Definitely. I think all contribute to their thinking - their current finances, the growth rates, and the expected value of their future plans that don't generate any revenue today.
Point of clarification, it seems like FutureSearch is largely powered by calls to AI models. When you say "we", what do you mean? Has a human checked the entire reasoning process that led to the results you present here?
There were humans in the loop, yes.
Hi, thanks for this! Any idea how this compares to total costs?
Hi! We currently don't have a reliable estimate of the cost, but we might include it in the future.
I didn't check whether you addressed this, but an article from The Information claims that OpenAI's API ARR reached $1B as of March: https://www.theinformation.com/articles/a-peek-behind-openais-financials-dont-underestimate-china?rc=qcqkcj
A separate The Information article claims that OpenAI receives $200MM ARR as a cut of MSFT's OpenAI model-based cloud revenue, which I'm not sure is included in your breakdown: https://www.theinformation.com/articles/openais-annualized-revenue-doubles-to-3-4-billion-since-late-2023?rc=qcqkcj
These articles are not public though - they are behind a paywall.

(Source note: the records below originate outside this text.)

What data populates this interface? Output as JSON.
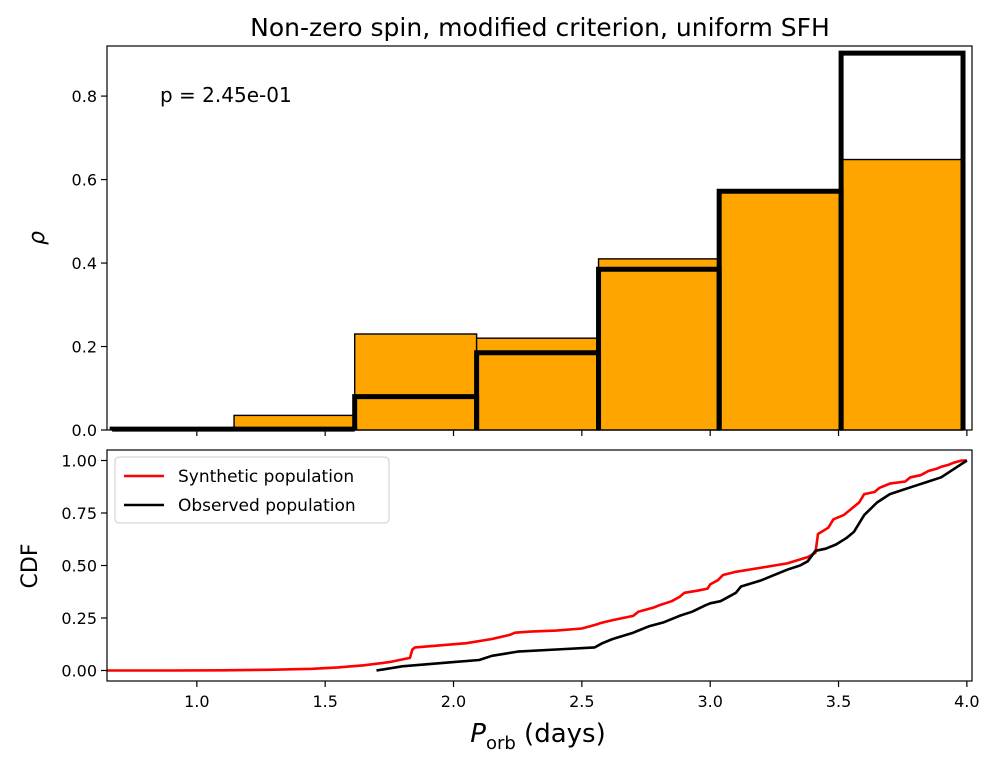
{
  "chart_data": [
    {
      "type": "bar",
      "title": "Non-zero spin, modified criterion, uniform SFH",
      "ylabel": "ρ",
      "xlim": [
        0.65,
        4.02
      ],
      "ylim": [
        0,
        0.92
      ],
      "yticks": [
        "0.0",
        "0.2",
        "0.4",
        "0.6",
        "0.8"
      ],
      "annotation": "p = 2.45e-01",
      "colors": {
        "fill": "#FFA500",
        "edge": "#000000"
      },
      "synthetic_bins": [
        {
          "x0": 0.67,
          "x1": 1.145,
          "value": 0.002
        },
        {
          "x0": 1.145,
          "x1": 1.615,
          "value": 0.035
        },
        {
          "x0": 1.615,
          "x1": 2.09,
          "value": 0.23
        },
        {
          "x0": 2.09,
          "x1": 2.565,
          "value": 0.22
        },
        {
          "x0": 2.565,
          "x1": 3.035,
          "value": 0.41
        },
        {
          "x0": 3.035,
          "x1": 3.51,
          "value": 0.57
        },
        {
          "x0": 3.51,
          "x1": 3.985,
          "value": 0.648
        }
      ],
      "observed_bins": [
        {
          "x0": 0.67,
          "x1": 1.145,
          "value": 0.002
        },
        {
          "x0": 1.145,
          "x1": 1.615,
          "value": 0.002
        },
        {
          "x0": 1.615,
          "x1": 2.09,
          "value": 0.08
        },
        {
          "x0": 2.09,
          "x1": 2.565,
          "value": 0.185
        },
        {
          "x0": 2.565,
          "x1": 3.035,
          "value": 0.385
        },
        {
          "x0": 3.035,
          "x1": 3.51,
          "value": 0.572
        },
        {
          "x0": 3.51,
          "x1": 3.985,
          "value": 0.903
        }
      ]
    },
    {
      "type": "line",
      "xlabel": "P",
      "xlabel_sub": "orb",
      "xlabel_suffix": " (days)",
      "ylabel": "CDF",
      "xlim": [
        0.65,
        4.02
      ],
      "ylim": [
        -0.05,
        1.05
      ],
      "xticks": [
        "1.0",
        "1.5",
        "2.0",
        "2.5",
        "3.0",
        "3.5",
        "4.0"
      ],
      "yticks": [
        "0.00",
        "0.25",
        "0.50",
        "0.75",
        "1.00"
      ],
      "legend_position": "upper-left",
      "series": [
        {
          "name": "Synthetic population",
          "color": "#FF0000",
          "x": [
            0.65,
            0.9,
            1.1,
            1.3,
            1.45,
            1.55,
            1.65,
            1.75,
            1.83,
            1.84,
            1.85,
            1.95,
            2.05,
            2.15,
            2.22,
            2.24,
            2.3,
            2.4,
            2.5,
            2.56,
            2.57,
            2.62,
            2.7,
            2.72,
            2.78,
            2.8,
            2.85,
            2.88,
            2.9,
            2.95,
            2.99,
            3.0,
            3.03,
            3.05,
            3.1,
            3.2,
            3.3,
            3.38,
            3.41,
            3.42,
            3.46,
            3.48,
            3.52,
            3.55,
            3.58,
            3.6,
            3.64,
            3.66,
            3.7,
            3.76,
            3.78,
            3.82,
            3.85,
            3.88,
            3.9,
            3.93,
            3.95,
            3.98,
            4.0
          ],
          "y": [
            0.0,
            0.0,
            0.001,
            0.004,
            0.008,
            0.015,
            0.025,
            0.04,
            0.06,
            0.1,
            0.11,
            0.12,
            0.13,
            0.15,
            0.17,
            0.18,
            0.185,
            0.19,
            0.2,
            0.22,
            0.225,
            0.24,
            0.26,
            0.28,
            0.3,
            0.31,
            0.33,
            0.35,
            0.37,
            0.38,
            0.39,
            0.41,
            0.43,
            0.455,
            0.47,
            0.49,
            0.51,
            0.54,
            0.56,
            0.65,
            0.68,
            0.72,
            0.74,
            0.77,
            0.8,
            0.84,
            0.85,
            0.87,
            0.89,
            0.9,
            0.92,
            0.93,
            0.95,
            0.96,
            0.97,
            0.98,
            0.99,
            1.0,
            1.0
          ]
        },
        {
          "name": "Observed population",
          "color": "#000000",
          "x": [
            1.7,
            1.8,
            1.9,
            2.0,
            2.1,
            2.15,
            2.25,
            2.4,
            2.55,
            2.58,
            2.62,
            2.7,
            2.76,
            2.82,
            2.88,
            2.93,
            2.98,
            3.0,
            3.04,
            3.1,
            3.12,
            3.2,
            3.3,
            3.35,
            3.38,
            3.41,
            3.45,
            3.49,
            3.53,
            3.56,
            3.6,
            3.65,
            3.7,
            3.75,
            3.8,
            3.85,
            3.9,
            3.95,
            4.0
          ],
          "y": [
            0.0,
            0.02,
            0.03,
            0.04,
            0.05,
            0.07,
            0.09,
            0.1,
            0.11,
            0.13,
            0.15,
            0.18,
            0.21,
            0.23,
            0.26,
            0.28,
            0.31,
            0.32,
            0.33,
            0.37,
            0.4,
            0.43,
            0.48,
            0.5,
            0.52,
            0.57,
            0.58,
            0.6,
            0.63,
            0.66,
            0.74,
            0.8,
            0.84,
            0.86,
            0.88,
            0.9,
            0.92,
            0.96,
            1.0
          ]
        }
      ]
    }
  ]
}
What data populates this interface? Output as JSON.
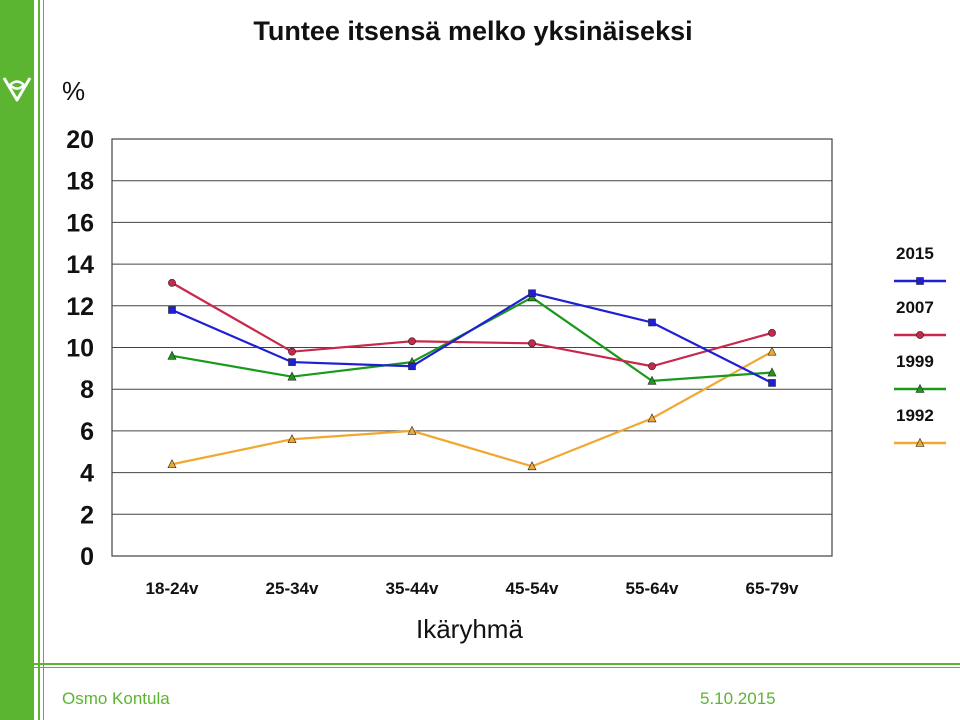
{
  "theme": {
    "accent": "#5cb531"
  },
  "logo": {
    "icon": "leaf-logo-icon"
  },
  "footer": {
    "author": "Osmo Kontula",
    "date": "5.10.2015"
  },
  "chart_data": {
    "type": "line",
    "title": "Tuntee itsensä melko yksinäiseksi",
    "ylabel": "%",
    "xlabel": "Ikäryhmä",
    "categories": [
      "18-24v",
      "25-34v",
      "35-44v",
      "45-54v",
      "55-64v",
      "65-79v"
    ],
    "ylim": [
      0,
      20
    ],
    "yticks": [
      0,
      2,
      4,
      6,
      8,
      10,
      12,
      14,
      16,
      18,
      20
    ],
    "grid": true,
    "legend_position": "right",
    "series": [
      {
        "name": "2015",
        "color": "#1f1fd6",
        "marker": "square",
        "values": [
          11.8,
          9.3,
          9.1,
          12.6,
          11.2,
          8.3
        ]
      },
      {
        "name": "2007",
        "color": "#c8284a",
        "marker": "circle",
        "values": [
          13.1,
          9.8,
          10.3,
          10.2,
          9.1,
          10.7
        ]
      },
      {
        "name": "1999",
        "color": "#1a9a1a",
        "marker": "triangle",
        "values": [
          9.6,
          8.6,
          9.3,
          12.4,
          8.4,
          8.8
        ]
      },
      {
        "name": "1992",
        "color": "#f0a830",
        "marker": "triangle",
        "values": [
          4.4,
          5.6,
          6.0,
          4.3,
          6.6,
          9.8
        ]
      }
    ]
  }
}
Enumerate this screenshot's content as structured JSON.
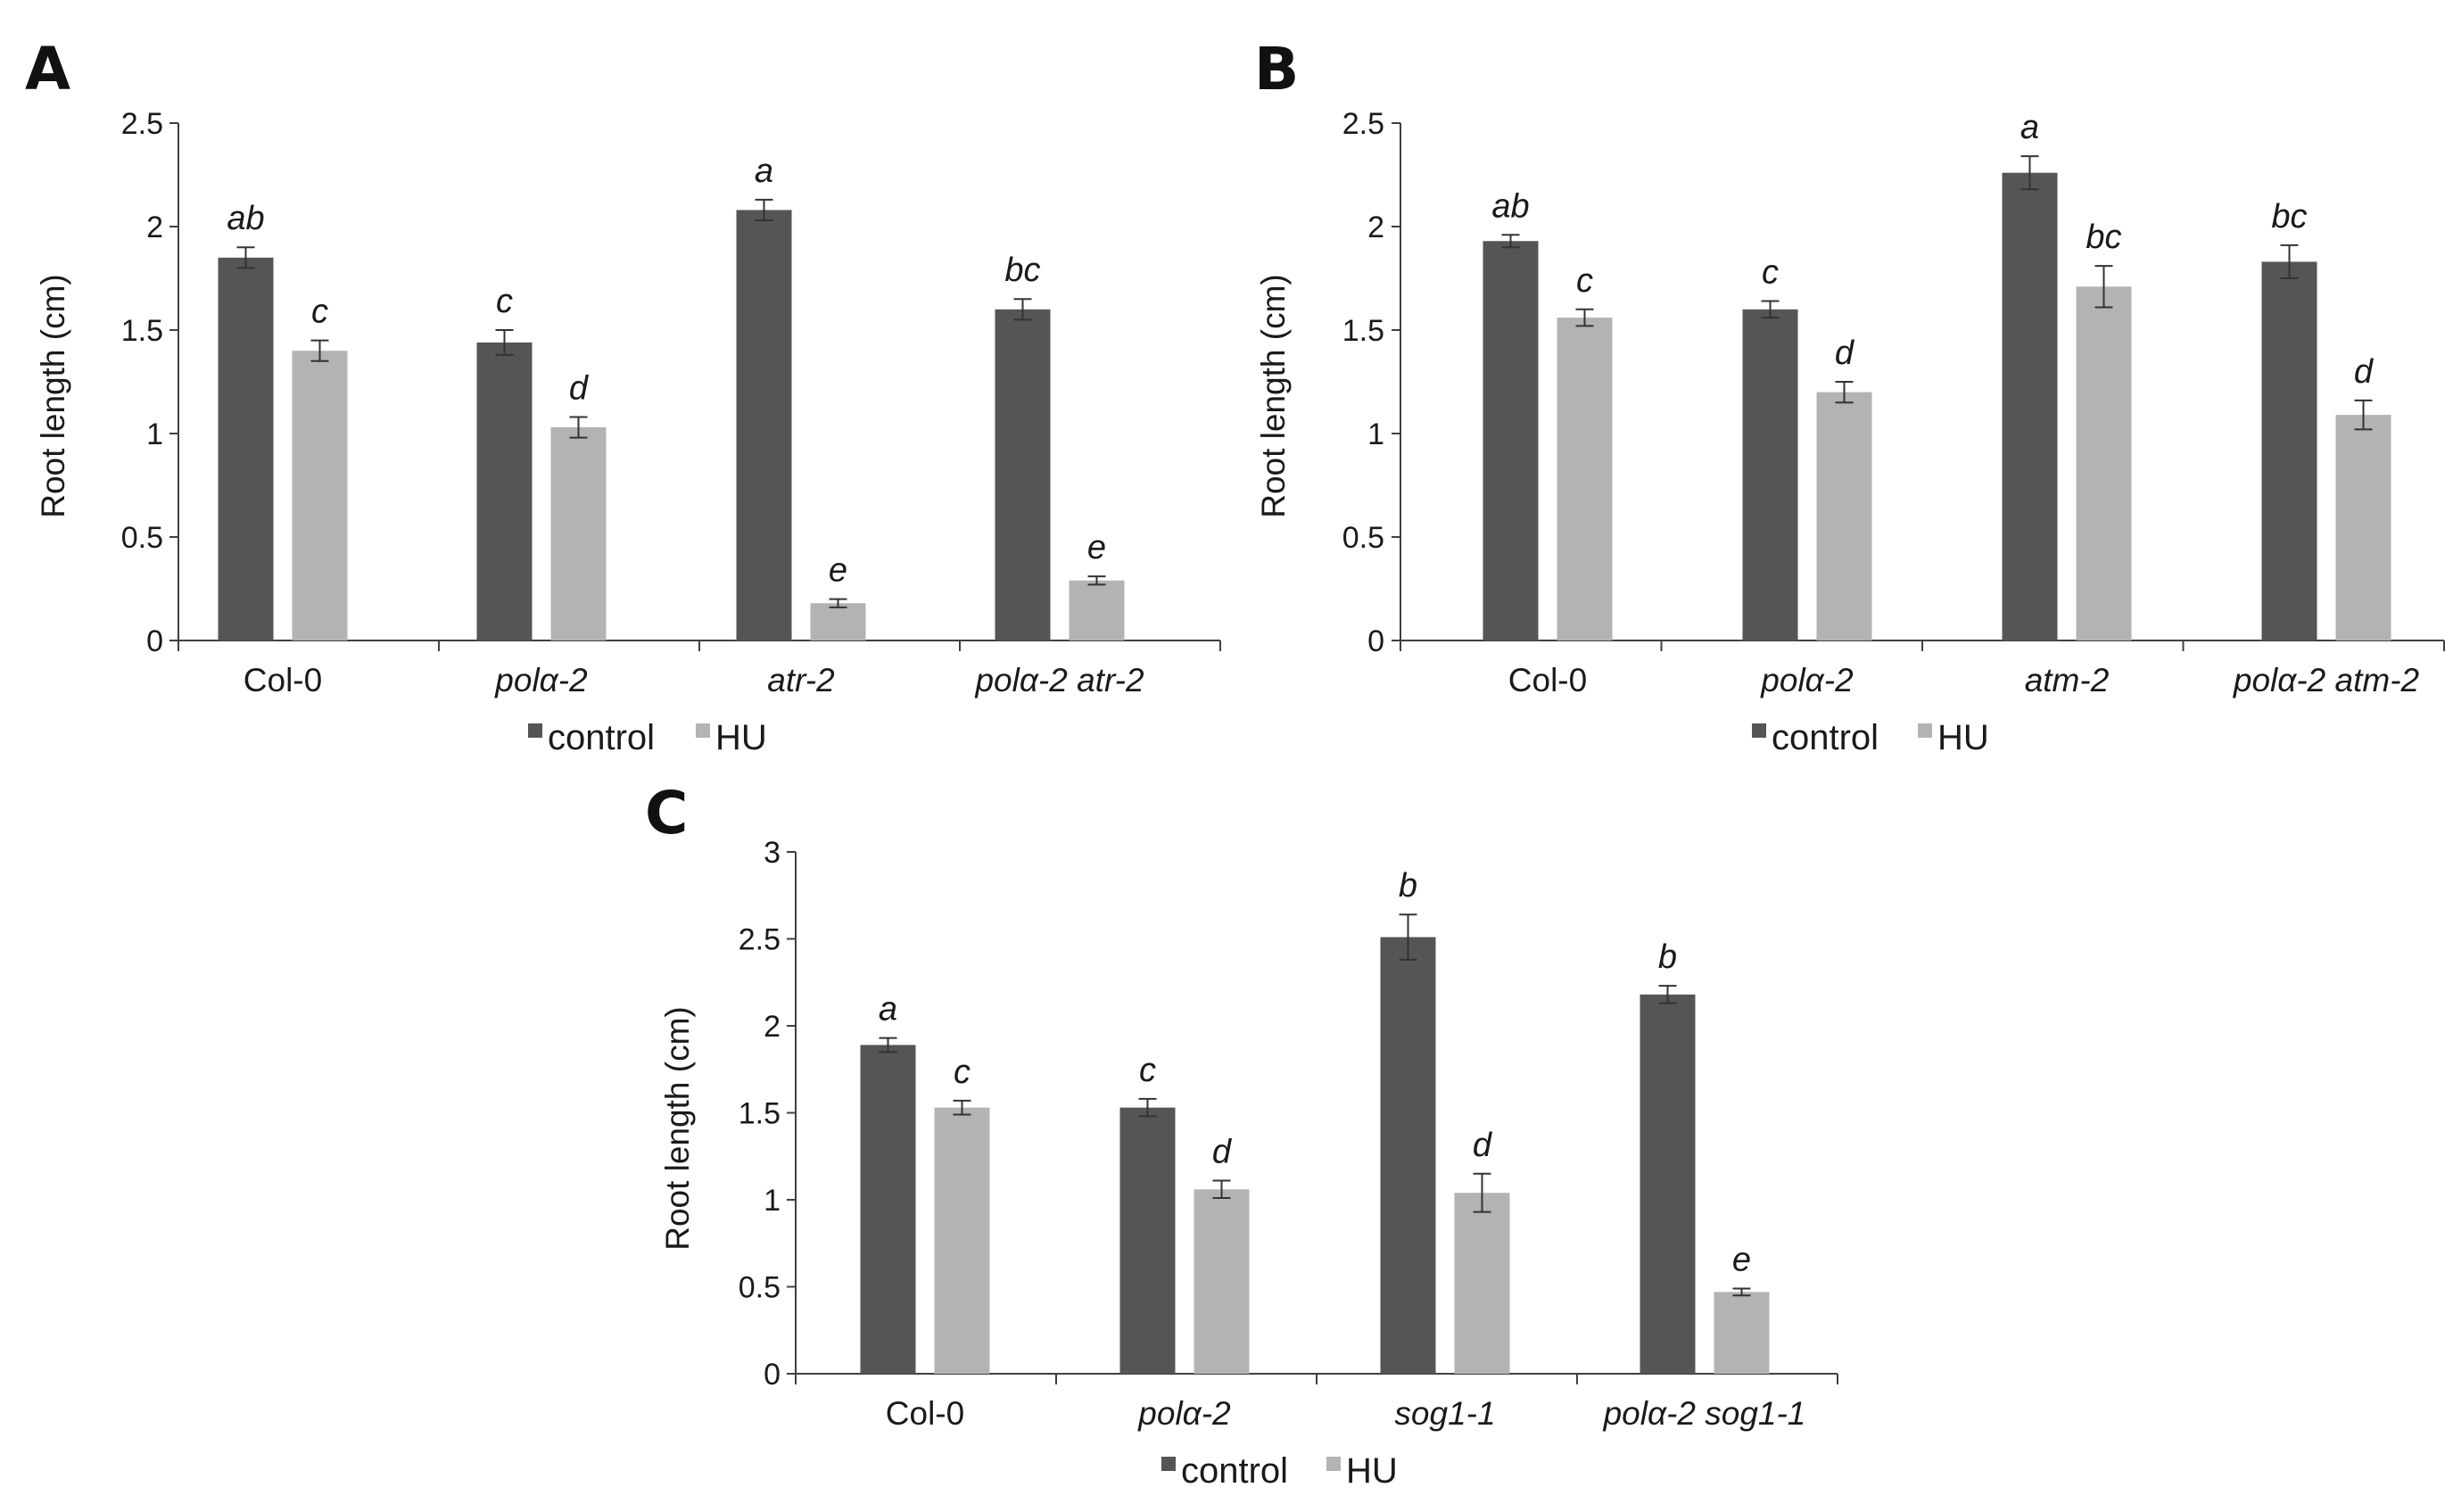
{
  "colors": {
    "control": "#555555",
    "HU": "#b3b3b3",
    "axis": "#404040",
    "text": "#1a1a1a"
  },
  "chart_data": [
    {
      "panel": "A",
      "type": "bar",
      "ylabel": "Root length (cm)",
      "ylim": [
        0,
        2.5
      ],
      "yticks": [
        0,
        0.5,
        1,
        1.5,
        2,
        2.5
      ],
      "ytick_labels": [
        "0",
        "0.5",
        "1",
        "1.5",
        "2",
        "2.5"
      ],
      "categories": [
        "Col-0",
        "polα-2",
        "atr-2",
        "polα-2 atr-2"
      ],
      "legend": [
        "control",
        "HU"
      ],
      "series": [
        {
          "name": "control",
          "values": [
            1.85,
            1.44,
            2.08,
            1.6
          ],
          "errors": [
            0.05,
            0.06,
            0.05,
            0.05
          ],
          "labels": [
            "ab",
            "c",
            "a",
            "bc"
          ]
        },
        {
          "name": "HU",
          "values": [
            1.4,
            1.03,
            0.18,
            0.29
          ],
          "errors": [
            0.05,
            0.05,
            0.02,
            0.02
          ],
          "labels": [
            "c",
            "d",
            "e",
            "e"
          ]
        }
      ]
    },
    {
      "panel": "B",
      "type": "bar",
      "ylabel": "Root length (cm)",
      "ylim": [
        0,
        2.5
      ],
      "yticks": [
        0,
        0.5,
        1,
        1.5,
        2,
        2.5
      ],
      "ytick_labels": [
        "0",
        "0.5",
        "1",
        "1.5",
        "2",
        "2.5"
      ],
      "categories": [
        "Col-0",
        "polα-2",
        "atm-2",
        "polα-2 atm-2"
      ],
      "legend": [
        "control",
        "HU"
      ],
      "series": [
        {
          "name": "control",
          "values": [
            1.93,
            1.6,
            2.26,
            1.83
          ],
          "errors": [
            0.03,
            0.04,
            0.08,
            0.08
          ],
          "labels": [
            "ab",
            "c",
            "a",
            "bc"
          ]
        },
        {
          "name": "HU",
          "values": [
            1.56,
            1.2,
            1.71,
            1.09
          ],
          "errors": [
            0.04,
            0.05,
            0.1,
            0.07
          ],
          "labels": [
            "c",
            "d",
            "bc",
            "d"
          ]
        }
      ]
    },
    {
      "panel": "C",
      "type": "bar",
      "ylabel": "Root length (cm)",
      "ylim": [
        0,
        3
      ],
      "yticks": [
        0,
        0.5,
        1,
        1.5,
        2,
        2.5,
        3
      ],
      "ytick_labels": [
        "0",
        "0.5",
        "1",
        "1.5",
        "2",
        "2.5",
        "3"
      ],
      "categories": [
        "Col-0",
        "polα-2",
        "sog1-1",
        "polα-2 sog1-1"
      ],
      "legend": [
        "control",
        "HU"
      ],
      "series": [
        {
          "name": "control",
          "values": [
            1.89,
            1.53,
            2.51,
            2.18
          ],
          "errors": [
            0.04,
            0.05,
            0.13,
            0.05
          ],
          "labels": [
            "a",
            "c",
            "b",
            "b"
          ]
        },
        {
          "name": "HU",
          "values": [
            1.53,
            1.06,
            1.04,
            0.47
          ],
          "errors": [
            0.04,
            0.05,
            0.11,
            0.02
          ],
          "labels": [
            "c",
            "d",
            "d",
            "e"
          ]
        }
      ]
    }
  ]
}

The source for the $1B API revenue claim is given as "someone who viewed internal figures related to the business".
It's not completely implausible, but the implications for OpenAI's revenue growth curve would be a little surprising.
We have fairly reliable numbers for ChatGPT Enterprise revenue (based on an official announcement of seats sold together with the price per seat quoted to someone who inquired) and ChatGPT Plus revenue (from e-receipt data) from the start of April; these sum to about $1.9B. It's reasonable to add another $300M to this to account for other smaller sources – early ChatGPT Team revenue, Azure (which we did indeed ignore), custom models.
So, with an extra $1B from the API on top of all that, we'd see only $200M revenue growth between the start of April and the middle of June, when it was announced as $3.4B – contrast with $1.2B between the start of January (December's ARR was $2B) and March (estimated $3.2B).